Sta di fatto che, il legislatore, con la legge del 2001, ha compiuto una scelta alquanto discutibile subito, neanche a dirlo, sfruttata nel modo più bieco da alcune parti datoriali, di indicare sì l'esigenza della sostituzione, escludendo però dal testo della norma contenuta nell'art. 1 l'obbligo precipuo di specificare dettagliatamente la ragione, il nome del lavoratore sostituito, e il termine. Pertanto, i nuovi contratti susseguitesi a far data dal 2001, contenevano espressamente l'assunzione del precario limitandosi ad indicare molto vanamente che l'assunzione a termine era determinata da ragioni sostitutive di personale avente diritto alla conservazione del posto e che il rapporto sarebbe cessato al rientro del lavoratore sostituito e questo era proprio il caso rappresentatomi dalla mia cliente nel febbraio scorso e che, pur non confortata dalla mia risposta sull'esito incerto del giudizio, ha comunque deciso di proporre ricorso al Giudice del Lavoro.
Orbene, fino al mese di luglio del 2009, moltissimi tribunali ritenevano la portata del Decreto legislativo del 2001 meno restrittiva dell'abrogata legge 230/1962 respingendo le istanze dei lavoratori che impugnando il contratto a termine si dolevano della mancata indicazione degli elementi sopra descritti richiedendo quale conseguenza del mancato rispetto della norma l'assunzione a tempo indeterminato.

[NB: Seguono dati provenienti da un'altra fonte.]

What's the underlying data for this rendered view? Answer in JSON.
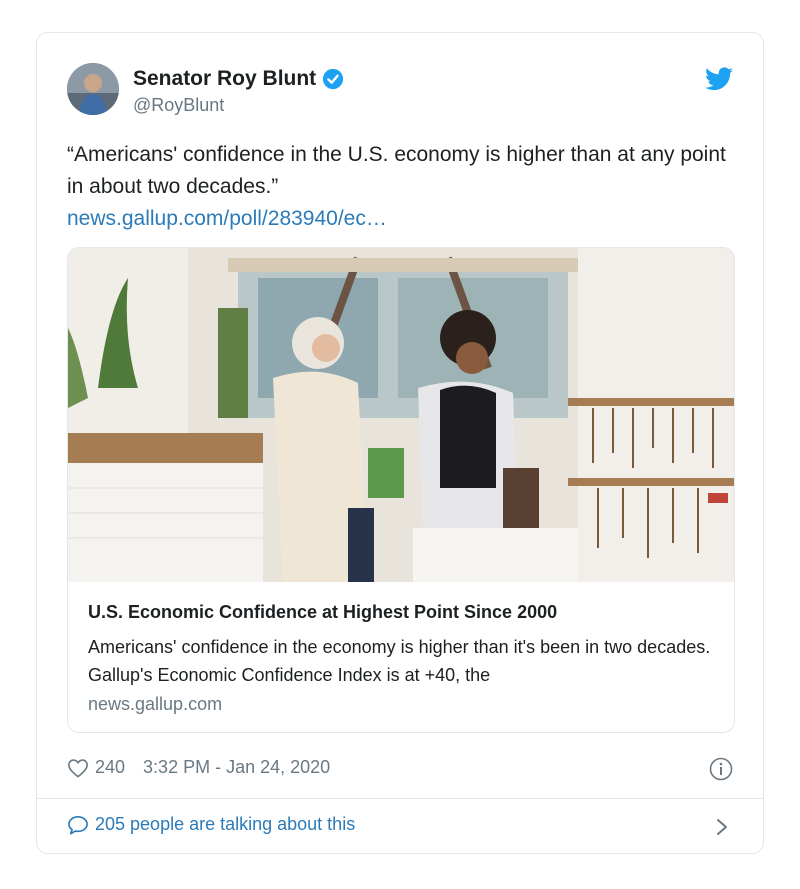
{
  "author": {
    "name": "Senator Roy Blunt",
    "handle": "@RoyBlunt"
  },
  "tweet": {
    "text": "“Americans' confidence in the U.S. economy is higher than at any point in about two decades.”",
    "link": "news.gallup.com/poll/283940/ec…"
  },
  "card": {
    "title": "U.S. Economic Confidence at Highest Point Since 2000",
    "description": "Americans' confidence in the economy is higher than it's been in two decades. Gallup's Economic Confidence Index is at +40, the",
    "domain": "news.gallup.com"
  },
  "meta": {
    "likes": "240",
    "timestamp": "3:32 PM - Jan 24, 2020"
  },
  "conversation": {
    "label": "205 people are talking about this"
  },
  "icons": {
    "verified": "verified-badge-icon",
    "brand": "twitter-bird-icon",
    "like": "heart-icon",
    "info": "info-icon",
    "reply": "speech-bubble-icon",
    "chevron": "chevron-right-icon"
  },
  "colors": {
    "link": "#2b7bb9",
    "twitter_blue": "#1da1f2",
    "muted": "#697882",
    "border": "#e1e8ed"
  }
}
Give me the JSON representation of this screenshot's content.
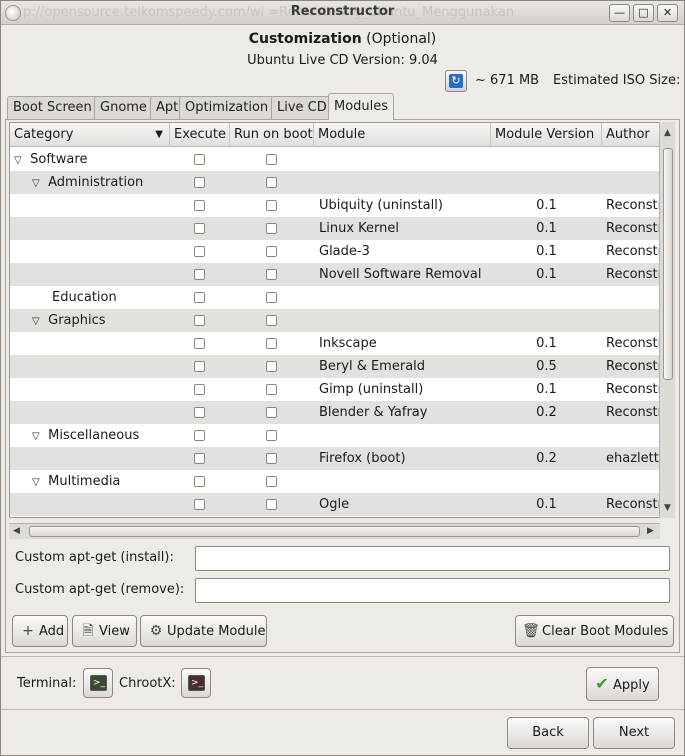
{
  "window": {
    "title": "Reconstructor",
    "background_title": "p://opensource.telkomspeedy.com/wi                    =Remastering_Ubuntu_Menggunakan"
  },
  "header": {
    "heading": "Customization",
    "heading_suffix": "(Optional)",
    "version_text": "Ubuntu Live CD Version: 9.04",
    "size_text": "~ 671 MB",
    "iso_size_label": "Estimated ISO Size:"
  },
  "tabs": [
    "Boot Screen",
    "Gnome",
    "Apt",
    "Optimization",
    "Live CD",
    "Modules"
  ],
  "active_tab": "Modules",
  "tree": {
    "columns": [
      "Category",
      "Execute",
      "Run on boot",
      "Module",
      "Module Version",
      "Author"
    ],
    "rows": [
      {
        "category": "Software",
        "level": 0,
        "expander": true,
        "module": "",
        "version": "",
        "author": ""
      },
      {
        "category": "Administration",
        "level": 1,
        "expander": true,
        "module": "",
        "version": "",
        "author": ""
      },
      {
        "category": "",
        "level": 2,
        "expander": false,
        "module": "Ubiquity (uninstall)",
        "version": "0.1",
        "author": "Reconstr"
      },
      {
        "category": "",
        "level": 2,
        "expander": false,
        "module": "Linux Kernel",
        "version": "0.1",
        "author": "Reconstr"
      },
      {
        "category": "",
        "level": 2,
        "expander": false,
        "module": "Glade-3",
        "version": "0.1",
        "author": "Reconstr"
      },
      {
        "category": "",
        "level": 2,
        "expander": false,
        "module": "Novell Software Removal",
        "version": "0.1",
        "author": "Reconstr"
      },
      {
        "category": "Education",
        "level": 1,
        "expander": false,
        "module": "",
        "version": "",
        "author": ""
      },
      {
        "category": "Graphics",
        "level": 1,
        "expander": true,
        "module": "",
        "version": "",
        "author": ""
      },
      {
        "category": "",
        "level": 2,
        "expander": false,
        "module": "Inkscape",
        "version": "0.1",
        "author": "Reconstr"
      },
      {
        "category": "",
        "level": 2,
        "expander": false,
        "module": "Beryl & Emerald",
        "version": "0.5",
        "author": "Reconstr"
      },
      {
        "category": "",
        "level": 2,
        "expander": false,
        "module": "Gimp (uninstall)",
        "version": "0.1",
        "author": "Reconstr"
      },
      {
        "category": "",
        "level": 2,
        "expander": false,
        "module": "Blender & Yafray",
        "version": "0.2",
        "author": "Reconstr"
      },
      {
        "category": "Miscellaneous",
        "level": 1,
        "expander": true,
        "module": "",
        "version": "",
        "author": ""
      },
      {
        "category": "",
        "level": 2,
        "expander": false,
        "module": "Firefox (boot)",
        "version": "0.2",
        "author": "ehazlett"
      },
      {
        "category": "Multimedia",
        "level": 1,
        "expander": true,
        "module": "",
        "version": "",
        "author": ""
      },
      {
        "category": "",
        "level": 2,
        "expander": false,
        "module": "Ogle",
        "version": "0.1",
        "author": "Reconstr"
      }
    ]
  },
  "fields": {
    "install_label": "Custom apt-get (install):",
    "install_value": "",
    "remove_label": "Custom apt-get (remove):",
    "remove_value": ""
  },
  "buttons": {
    "add": "Add",
    "view": "View",
    "update_module": "Update Module",
    "clear_boot_modules": "Clear Boot Modules",
    "apply": "Apply",
    "back": "Back",
    "next": "Next"
  },
  "footer": {
    "terminal_label": "Terminal:",
    "chrootx_label": "ChrootX:"
  }
}
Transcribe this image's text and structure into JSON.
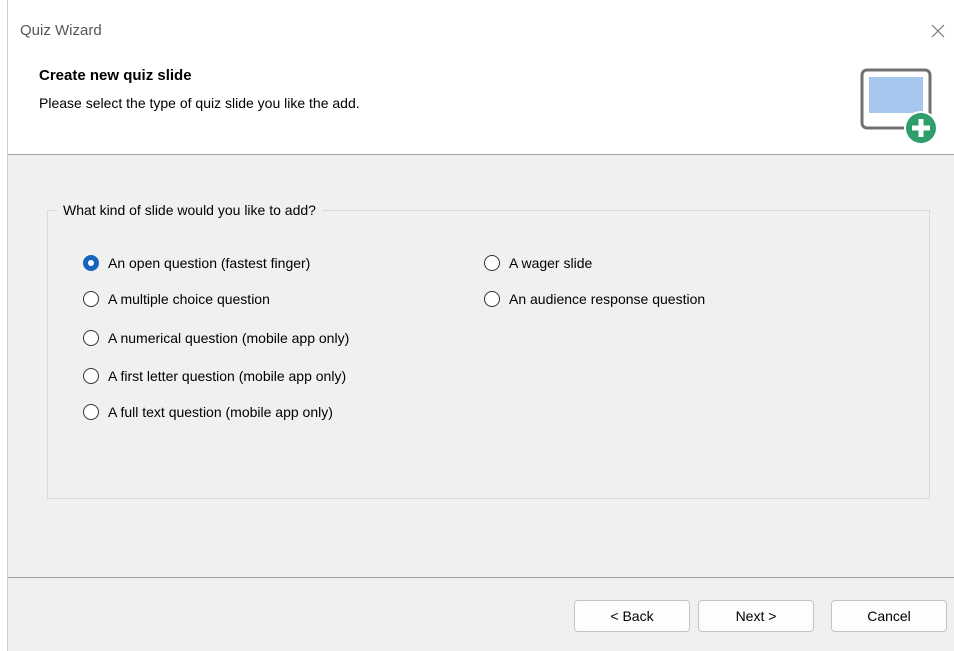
{
  "window": {
    "title": "Quiz Wizard",
    "close_icon": "close-icon"
  },
  "header": {
    "title": "Create new quiz slide",
    "subtitle": "Please select the type of quiz slide you like the add.",
    "icon": "add-slide-icon"
  },
  "group": {
    "legend": "What kind of slide would you like to add?",
    "options_left": [
      {
        "label": "An open question (fastest finger)",
        "checked": true
      },
      {
        "label": "A multiple choice question",
        "checked": false
      },
      {
        "label": "A numerical question (mobile app only)",
        "checked": false
      },
      {
        "label": "A first letter question (mobile app only)",
        "checked": false
      },
      {
        "label": "A full text question (mobile app only)",
        "checked": false
      }
    ],
    "options_right": [
      {
        "label": "A wager slide",
        "checked": false
      },
      {
        "label": "An audience response question",
        "checked": false
      }
    ]
  },
  "footer": {
    "back_label": "< Back",
    "next_label": "Next >",
    "cancel_label": "Cancel"
  },
  "colors": {
    "accent": "#1565c0",
    "dialog_bg": "#f0f0f0",
    "plus_badge": "#2e9e6a"
  }
}
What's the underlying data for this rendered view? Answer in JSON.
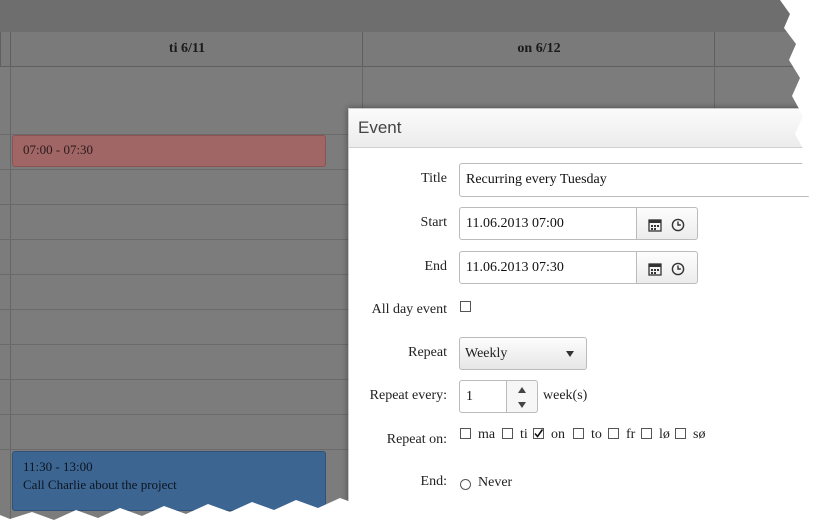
{
  "calendar": {
    "columns": [
      {
        "header": "ti 6/11"
      },
      {
        "header": "on 6/12"
      }
    ],
    "events": [
      {
        "time": "07:00 - 07:30",
        "title": ""
      },
      {
        "time": "11:30 - 13:00",
        "title": "Call Charlie about the project"
      }
    ],
    "colors": {
      "event_red": "#a06665",
      "event_blue": "#3c6591"
    }
  },
  "dialog": {
    "title": "Event",
    "fields": {
      "title_label": "Title",
      "title_value": "Recurring every Tuesday",
      "start_label": "Start",
      "start_value": "11.06.2013 07:00",
      "end_label": "End",
      "end_value": "11.06.2013 07:30",
      "allday_label": "All day event",
      "allday_checked": false,
      "repeat_label": "Repeat",
      "repeat_value": "Weekly",
      "repeat_every_label": "Repeat every:",
      "repeat_every_value": "1",
      "repeat_every_unit": "week(s)",
      "repeat_on_label": "Repeat on:",
      "end_label2": "End:",
      "end_option": "Never"
    },
    "weekdays": [
      {
        "label": "ma",
        "checked": false
      },
      {
        "label": "ti",
        "checked": true
      },
      {
        "label": "on",
        "checked": false
      },
      {
        "label": "to",
        "checked": false
      },
      {
        "label": "fr",
        "checked": false
      },
      {
        "label": "lø",
        "checked": false
      },
      {
        "label": "sø",
        "checked": false
      }
    ],
    "icons": {
      "calendar": "calendar-icon",
      "clock": "clock-icon",
      "dropdown": "caret-down-icon"
    }
  }
}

La Corte Costituzionale con ordinanza del luglio del 2009, pur rigettando la questione di legittimità costituzione sollevata da moltissimi tribunali in ordine proprio all'art. 1 del D. lgs. 368/2001 alla sua formulazione e alla scarsa tutela che riservava ai lavoratori, ha finalmente posto un paletto chiarificatore sostenendo, in soldoni, che in ordine alla necessità specifica dell'indicazione del lavoratore da sostituire, alla ragione e al termine, nulla era innovato rispetto alla vecchia disciplina contenuta nella legge 230/1962.
Sempre la Corte costituzionale, con altra ordinanza del 04/12/2009 ha ribadito le considerazioni sopra riportate dando finalmente un chiarimento certo all'indirizzo che i giudicanti devono seguire: tutti i contratti di sostituzione sprovvisti del nome del lavoratore che ha diritto alla conservazione del posto, della ragione specifica della sostituzione e del termine di fine del rapporto sono comunque nulli nella parte in cui indicano un termine finale e il contratto deve necessariamente essere convertito a tempo indeterminato, a nulla valendo un controllo a posteriori da parte del Giudice nel controllare se l'esigenza rappresentata in giudizio dal datore di lavoro abbia o meno effettivo riscontro.
Recente esempio di questa applicazione è la sentenza del Tribunale di Marsala del 15/01/2010 ancora in corso di pubblicazione, con la quale la mia cliente ha avuto ragione della sua domanda giudiziale, ottenendo l'obbligo di essere riassunta, tutte le retribuzioni dalla data di messa in mora e l'assunzione a tempo indeterminato per la nullità del termine apposto nel contratto di lavoro.
Una grande vittoria ma, soprattutto, l'applicazione pratica di una tutela del diritto dei lavoratori disapplicata per troppo tempo in virtù di una pessima interpretazione della norma.